昼食を終え、2人で話をする少年(左)と教官=7月、愛媛県今治市

 ▽「支援を手厚く」
 少年の更生を目的として設置されている少年院は、入所者数の減少を背景に全国的に廃止傾向にある。法務省によると、2017年度末時点で52あった施設は毎年減り、2023年度は44で、2024年度は43になる予定だ。今年5月末時点で入所者が10人以下の少年院は沖縄女子学園(沖縄県糸満市)など6施設に上る。
 入所者数の減少は何が要因か。少年院の減少は更生にどのような影響を及ぼすのか。少年法に詳しい熊本大法学部の岡田行雄教授に聞いた。 

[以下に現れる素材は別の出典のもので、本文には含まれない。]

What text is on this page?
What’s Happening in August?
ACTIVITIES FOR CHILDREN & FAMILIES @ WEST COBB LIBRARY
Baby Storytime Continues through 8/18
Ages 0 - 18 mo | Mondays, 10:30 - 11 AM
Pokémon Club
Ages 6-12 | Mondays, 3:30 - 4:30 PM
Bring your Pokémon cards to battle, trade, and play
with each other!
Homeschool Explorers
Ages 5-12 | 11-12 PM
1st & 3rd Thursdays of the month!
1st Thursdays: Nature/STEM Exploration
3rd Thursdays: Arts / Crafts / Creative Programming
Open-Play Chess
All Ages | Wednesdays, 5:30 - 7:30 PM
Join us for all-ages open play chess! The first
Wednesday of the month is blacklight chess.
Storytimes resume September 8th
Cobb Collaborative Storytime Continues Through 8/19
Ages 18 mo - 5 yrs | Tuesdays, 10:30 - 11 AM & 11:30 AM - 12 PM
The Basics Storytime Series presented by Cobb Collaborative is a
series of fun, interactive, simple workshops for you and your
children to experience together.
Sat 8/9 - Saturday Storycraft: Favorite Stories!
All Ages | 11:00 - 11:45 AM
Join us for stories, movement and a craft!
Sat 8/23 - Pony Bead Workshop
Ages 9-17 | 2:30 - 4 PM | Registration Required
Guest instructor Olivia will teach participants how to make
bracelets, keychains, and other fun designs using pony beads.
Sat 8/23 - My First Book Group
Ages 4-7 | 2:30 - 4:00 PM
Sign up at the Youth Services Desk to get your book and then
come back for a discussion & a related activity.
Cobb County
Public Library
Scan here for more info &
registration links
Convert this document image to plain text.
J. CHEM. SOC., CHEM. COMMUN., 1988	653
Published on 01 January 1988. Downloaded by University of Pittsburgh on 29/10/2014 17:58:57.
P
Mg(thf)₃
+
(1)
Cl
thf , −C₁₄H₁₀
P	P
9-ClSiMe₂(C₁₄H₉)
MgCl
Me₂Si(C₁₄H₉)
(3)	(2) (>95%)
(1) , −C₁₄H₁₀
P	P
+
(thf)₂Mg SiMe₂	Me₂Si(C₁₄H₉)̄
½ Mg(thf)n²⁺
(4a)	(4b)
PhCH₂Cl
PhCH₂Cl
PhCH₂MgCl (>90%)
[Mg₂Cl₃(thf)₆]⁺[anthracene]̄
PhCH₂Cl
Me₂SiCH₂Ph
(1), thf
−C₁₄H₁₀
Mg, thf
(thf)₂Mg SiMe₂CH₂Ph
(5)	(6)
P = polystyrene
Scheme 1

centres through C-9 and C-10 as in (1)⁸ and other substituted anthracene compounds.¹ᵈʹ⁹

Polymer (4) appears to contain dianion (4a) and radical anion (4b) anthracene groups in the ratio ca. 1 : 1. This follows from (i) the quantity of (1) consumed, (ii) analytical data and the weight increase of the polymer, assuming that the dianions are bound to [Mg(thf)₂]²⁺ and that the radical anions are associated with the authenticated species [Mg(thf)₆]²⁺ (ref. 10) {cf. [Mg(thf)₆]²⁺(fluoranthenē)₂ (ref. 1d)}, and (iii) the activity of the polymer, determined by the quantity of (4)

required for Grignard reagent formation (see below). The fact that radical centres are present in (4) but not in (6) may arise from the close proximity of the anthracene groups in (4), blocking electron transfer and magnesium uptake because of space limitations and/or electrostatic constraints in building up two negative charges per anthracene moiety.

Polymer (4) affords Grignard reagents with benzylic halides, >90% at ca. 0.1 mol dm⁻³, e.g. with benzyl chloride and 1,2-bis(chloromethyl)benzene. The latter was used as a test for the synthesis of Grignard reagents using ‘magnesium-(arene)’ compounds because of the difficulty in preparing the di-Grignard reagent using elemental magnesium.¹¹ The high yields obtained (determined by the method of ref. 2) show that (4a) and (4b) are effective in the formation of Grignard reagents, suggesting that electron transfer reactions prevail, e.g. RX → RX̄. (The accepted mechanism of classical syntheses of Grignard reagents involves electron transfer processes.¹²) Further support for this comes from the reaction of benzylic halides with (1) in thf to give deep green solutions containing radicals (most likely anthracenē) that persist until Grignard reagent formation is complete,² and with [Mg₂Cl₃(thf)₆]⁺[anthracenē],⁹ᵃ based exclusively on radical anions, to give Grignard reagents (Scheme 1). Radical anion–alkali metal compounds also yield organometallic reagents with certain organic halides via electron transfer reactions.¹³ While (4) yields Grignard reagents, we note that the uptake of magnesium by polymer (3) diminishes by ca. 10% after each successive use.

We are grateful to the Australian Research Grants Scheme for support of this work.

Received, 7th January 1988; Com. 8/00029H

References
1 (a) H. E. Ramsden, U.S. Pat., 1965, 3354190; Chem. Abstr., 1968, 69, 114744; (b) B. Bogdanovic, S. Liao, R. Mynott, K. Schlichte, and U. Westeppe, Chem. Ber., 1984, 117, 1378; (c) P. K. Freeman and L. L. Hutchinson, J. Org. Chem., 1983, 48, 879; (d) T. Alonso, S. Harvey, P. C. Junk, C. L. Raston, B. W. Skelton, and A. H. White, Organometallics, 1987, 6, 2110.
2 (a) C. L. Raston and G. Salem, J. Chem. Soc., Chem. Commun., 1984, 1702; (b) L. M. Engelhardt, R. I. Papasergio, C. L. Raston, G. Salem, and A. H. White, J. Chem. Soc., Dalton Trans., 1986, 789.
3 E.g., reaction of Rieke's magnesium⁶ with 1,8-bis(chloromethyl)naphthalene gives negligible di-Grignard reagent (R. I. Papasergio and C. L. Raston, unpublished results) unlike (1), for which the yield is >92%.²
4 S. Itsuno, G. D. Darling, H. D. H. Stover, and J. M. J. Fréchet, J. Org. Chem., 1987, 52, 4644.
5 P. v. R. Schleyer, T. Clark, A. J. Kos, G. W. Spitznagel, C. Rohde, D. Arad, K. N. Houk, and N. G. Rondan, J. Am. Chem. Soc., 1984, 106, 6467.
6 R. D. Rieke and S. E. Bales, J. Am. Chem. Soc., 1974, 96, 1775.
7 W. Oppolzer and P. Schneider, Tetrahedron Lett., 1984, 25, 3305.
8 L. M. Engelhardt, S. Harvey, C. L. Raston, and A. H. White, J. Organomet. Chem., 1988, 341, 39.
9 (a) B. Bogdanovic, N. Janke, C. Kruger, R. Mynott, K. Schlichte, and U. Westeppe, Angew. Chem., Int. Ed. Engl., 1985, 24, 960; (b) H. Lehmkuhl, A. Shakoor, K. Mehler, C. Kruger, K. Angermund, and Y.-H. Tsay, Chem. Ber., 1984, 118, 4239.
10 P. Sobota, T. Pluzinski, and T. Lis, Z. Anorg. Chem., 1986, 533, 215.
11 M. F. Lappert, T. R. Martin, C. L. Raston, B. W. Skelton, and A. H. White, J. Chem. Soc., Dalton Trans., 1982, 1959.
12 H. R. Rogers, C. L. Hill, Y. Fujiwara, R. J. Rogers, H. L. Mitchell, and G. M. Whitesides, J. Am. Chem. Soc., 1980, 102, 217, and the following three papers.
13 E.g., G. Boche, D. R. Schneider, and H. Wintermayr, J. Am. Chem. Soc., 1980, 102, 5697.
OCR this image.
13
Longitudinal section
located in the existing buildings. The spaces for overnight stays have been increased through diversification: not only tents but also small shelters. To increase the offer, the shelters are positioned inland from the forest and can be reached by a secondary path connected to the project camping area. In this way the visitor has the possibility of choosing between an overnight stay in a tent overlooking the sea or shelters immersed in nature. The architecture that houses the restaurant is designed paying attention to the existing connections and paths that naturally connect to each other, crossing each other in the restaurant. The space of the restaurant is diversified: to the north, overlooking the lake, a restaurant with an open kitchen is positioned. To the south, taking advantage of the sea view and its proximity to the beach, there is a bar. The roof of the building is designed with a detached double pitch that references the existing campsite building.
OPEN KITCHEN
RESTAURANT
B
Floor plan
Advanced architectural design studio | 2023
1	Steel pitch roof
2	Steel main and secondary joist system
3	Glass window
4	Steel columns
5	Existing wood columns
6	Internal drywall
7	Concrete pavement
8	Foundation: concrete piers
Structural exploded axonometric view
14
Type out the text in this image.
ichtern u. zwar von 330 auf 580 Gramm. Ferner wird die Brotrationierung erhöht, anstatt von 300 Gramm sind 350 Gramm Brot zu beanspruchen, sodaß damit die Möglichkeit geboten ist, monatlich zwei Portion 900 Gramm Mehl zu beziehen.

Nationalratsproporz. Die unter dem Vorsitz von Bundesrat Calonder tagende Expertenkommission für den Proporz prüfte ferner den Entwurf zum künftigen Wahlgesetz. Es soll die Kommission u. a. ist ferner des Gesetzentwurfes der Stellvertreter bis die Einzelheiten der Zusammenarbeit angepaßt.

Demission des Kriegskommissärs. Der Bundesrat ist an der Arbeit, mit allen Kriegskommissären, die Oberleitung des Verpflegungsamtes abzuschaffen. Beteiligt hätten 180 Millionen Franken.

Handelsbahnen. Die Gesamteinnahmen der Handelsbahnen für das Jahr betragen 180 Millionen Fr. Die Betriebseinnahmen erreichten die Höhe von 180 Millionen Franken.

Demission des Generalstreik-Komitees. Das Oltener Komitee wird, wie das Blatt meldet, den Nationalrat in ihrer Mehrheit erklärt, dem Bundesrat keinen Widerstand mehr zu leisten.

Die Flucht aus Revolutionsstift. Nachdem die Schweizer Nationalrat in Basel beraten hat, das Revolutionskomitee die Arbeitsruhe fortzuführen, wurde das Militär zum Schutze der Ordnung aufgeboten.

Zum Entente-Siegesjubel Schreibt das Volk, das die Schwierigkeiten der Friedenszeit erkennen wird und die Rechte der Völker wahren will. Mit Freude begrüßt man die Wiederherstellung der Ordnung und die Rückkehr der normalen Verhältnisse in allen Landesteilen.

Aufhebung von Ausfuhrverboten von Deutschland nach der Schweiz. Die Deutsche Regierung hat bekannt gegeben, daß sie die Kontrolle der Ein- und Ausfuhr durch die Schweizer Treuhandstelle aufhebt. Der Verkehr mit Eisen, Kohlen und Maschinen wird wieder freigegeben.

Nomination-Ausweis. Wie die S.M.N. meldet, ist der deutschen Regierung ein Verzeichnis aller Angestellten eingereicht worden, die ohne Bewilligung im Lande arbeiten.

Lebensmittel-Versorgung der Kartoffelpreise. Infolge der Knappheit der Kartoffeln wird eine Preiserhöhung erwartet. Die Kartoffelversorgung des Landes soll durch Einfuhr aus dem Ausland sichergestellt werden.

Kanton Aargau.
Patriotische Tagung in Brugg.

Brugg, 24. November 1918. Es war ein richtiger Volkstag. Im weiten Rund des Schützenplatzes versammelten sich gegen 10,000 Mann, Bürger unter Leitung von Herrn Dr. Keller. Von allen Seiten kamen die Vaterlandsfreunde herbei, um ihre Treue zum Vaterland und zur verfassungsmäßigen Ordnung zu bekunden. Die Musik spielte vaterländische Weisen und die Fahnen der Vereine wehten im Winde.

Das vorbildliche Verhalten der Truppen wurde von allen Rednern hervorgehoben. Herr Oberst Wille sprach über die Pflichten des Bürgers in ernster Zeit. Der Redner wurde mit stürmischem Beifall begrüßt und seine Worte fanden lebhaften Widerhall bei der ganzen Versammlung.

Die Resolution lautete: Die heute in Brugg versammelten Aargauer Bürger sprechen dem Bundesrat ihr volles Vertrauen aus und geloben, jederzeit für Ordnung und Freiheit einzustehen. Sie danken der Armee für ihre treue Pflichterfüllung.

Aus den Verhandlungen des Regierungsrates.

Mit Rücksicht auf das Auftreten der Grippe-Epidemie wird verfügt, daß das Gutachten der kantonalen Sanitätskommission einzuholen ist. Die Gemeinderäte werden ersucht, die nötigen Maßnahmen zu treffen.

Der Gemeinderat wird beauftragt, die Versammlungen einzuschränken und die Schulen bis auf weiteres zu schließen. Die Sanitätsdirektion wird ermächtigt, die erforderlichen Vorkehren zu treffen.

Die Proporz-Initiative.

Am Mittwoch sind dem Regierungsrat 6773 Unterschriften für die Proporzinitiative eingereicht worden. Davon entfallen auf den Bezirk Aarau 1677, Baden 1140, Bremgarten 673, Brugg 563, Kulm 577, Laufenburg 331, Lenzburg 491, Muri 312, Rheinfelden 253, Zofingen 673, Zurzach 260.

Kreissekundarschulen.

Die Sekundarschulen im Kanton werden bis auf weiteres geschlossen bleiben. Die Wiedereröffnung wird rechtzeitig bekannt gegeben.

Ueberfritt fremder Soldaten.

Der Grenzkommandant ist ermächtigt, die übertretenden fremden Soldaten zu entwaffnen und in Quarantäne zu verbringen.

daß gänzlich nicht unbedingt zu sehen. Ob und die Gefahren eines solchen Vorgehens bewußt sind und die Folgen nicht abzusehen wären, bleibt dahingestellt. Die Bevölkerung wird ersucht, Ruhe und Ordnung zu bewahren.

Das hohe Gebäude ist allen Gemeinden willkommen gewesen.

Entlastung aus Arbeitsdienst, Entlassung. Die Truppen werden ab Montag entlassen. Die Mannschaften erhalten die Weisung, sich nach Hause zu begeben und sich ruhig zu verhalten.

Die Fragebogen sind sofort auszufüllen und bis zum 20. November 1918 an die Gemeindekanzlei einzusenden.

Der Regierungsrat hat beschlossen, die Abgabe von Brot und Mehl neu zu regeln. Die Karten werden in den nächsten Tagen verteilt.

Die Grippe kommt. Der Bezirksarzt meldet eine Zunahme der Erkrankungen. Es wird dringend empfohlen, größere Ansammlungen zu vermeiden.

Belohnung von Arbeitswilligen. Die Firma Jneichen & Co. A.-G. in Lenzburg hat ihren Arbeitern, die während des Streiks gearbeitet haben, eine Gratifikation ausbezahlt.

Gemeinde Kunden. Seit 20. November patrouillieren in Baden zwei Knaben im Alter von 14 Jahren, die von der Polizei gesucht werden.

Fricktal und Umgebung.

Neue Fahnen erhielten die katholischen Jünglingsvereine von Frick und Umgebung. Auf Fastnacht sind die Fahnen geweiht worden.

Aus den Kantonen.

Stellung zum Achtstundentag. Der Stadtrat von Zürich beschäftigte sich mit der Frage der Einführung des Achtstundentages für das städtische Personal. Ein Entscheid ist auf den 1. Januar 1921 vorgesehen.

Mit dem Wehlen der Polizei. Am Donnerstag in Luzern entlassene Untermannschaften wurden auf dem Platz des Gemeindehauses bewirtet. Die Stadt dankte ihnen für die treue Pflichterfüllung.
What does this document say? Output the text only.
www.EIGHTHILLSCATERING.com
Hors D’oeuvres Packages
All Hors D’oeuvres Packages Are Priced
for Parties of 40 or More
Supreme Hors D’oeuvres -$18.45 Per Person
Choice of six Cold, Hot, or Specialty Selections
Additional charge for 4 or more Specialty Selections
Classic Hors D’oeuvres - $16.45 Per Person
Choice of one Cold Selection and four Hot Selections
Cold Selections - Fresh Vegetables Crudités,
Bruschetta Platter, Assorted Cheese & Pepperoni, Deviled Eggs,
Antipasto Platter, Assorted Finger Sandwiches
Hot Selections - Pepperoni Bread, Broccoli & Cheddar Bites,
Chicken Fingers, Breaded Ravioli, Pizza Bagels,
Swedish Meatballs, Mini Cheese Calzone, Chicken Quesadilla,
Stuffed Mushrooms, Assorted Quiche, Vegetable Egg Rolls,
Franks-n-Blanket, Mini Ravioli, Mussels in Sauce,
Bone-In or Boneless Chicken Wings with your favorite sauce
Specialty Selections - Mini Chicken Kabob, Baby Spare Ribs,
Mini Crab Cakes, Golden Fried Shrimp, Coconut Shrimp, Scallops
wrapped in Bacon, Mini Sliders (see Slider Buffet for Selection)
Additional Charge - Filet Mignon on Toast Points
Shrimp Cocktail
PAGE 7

 ―少年院が廃止となる背景には何があるのでしょうか。
 「人口に占める少年の比率が減ったことで、非行少年も減ったということが挙げられます。その他に、付添人の活動が活発になってきたことがあります。付添人とは非行少年の立ち直りを支援する人のことです。少年審判の時は、20歳以上の人の刑事事件で弁護人が果たす役割と同様、審判を受ける少年の権利を守る活動をします。その付添人の活動が活発になることで、保護観察などといった少年院送致以外の処分を受ける非行少年が増えたと考えています」
 ―廃止になる少年院には特徴があるのでしょうか。 
 「短い期間で退所できる短期処遇という点が挙げられます。付添人活動が活発になると、比較的軽い非行で短期処遇として少年院送致になっていた少年が、保護観察など少年院に行かない処分を受けるようになります。例えば2022年度に廃止となったのは市原学園(千葉県市原市)と佐世保学園(長崎県佐世保市)。いずれも短い期間で仮退院できます。新たに廃止となる松山学園も同様です」
 ―少年院が減ることで、更生に影響はないのでしょうか。 
 「入所施設が遠方になり、保護者や、少年を受け入れてくれる就職先との面会の機会が減りかねません。面会は社会との接点を持つ時間であり、少年の更生に重要な役割を果たします。また面会は少年に対し、気にかけてくれる大人がいるということを示す側面もあります。面会に来てくれる人がいない少年は、面会に来てくれる人がいる他の少年と比べてより惨めな思いをしてしまいます。少年はそういったことにとても敏感です」 
 ―少年院に入所して良かった、という少年もいます。
 「非行少年の中には、発達障害や知的障害の診断を受けるボーダー上にいる人も少なくありません。そういった少年は支援を受けてこなかったため、少年院はセーフティーネットであるとも言えます。少年院を減らすなら、残った施設に人員や予算を割いて、支援を手厚くするべきです」

 【取材を終えて】
 少年院の取材には少なからず制約があった。保安上の観点から、写真に映せない場所があった。また、少年のプライバシー保護の観点から、名前はもちろん、どのような経緯で入所するに至ったのかについても記事にはできない。そうした中でも松山学園の理解と協力で、可能な限り少年の日々の生活に迫ることができたと思う。
 取材を通し、少年の更生に期待し、寄り添う大人がいると知った。少年院には虐待やいじめなど、つらい経験をした人も多くいる。
 松山学園の盆踊り大会では、往年のヒット曲「ビューティフル・サンデー」が流れた。その中の一節に「きっと誰かが僕を待っている」という歌詞がある。少年らは所定の矯正教育を終えれば、社会に戻る。彼らが社会に戻るとき、温かく受け入れる社会であってほしい。そのためにはまず、少年らが非行に走った背景や、立ち直ろうと奮闘する姿を知ることが大切ではないだろうか。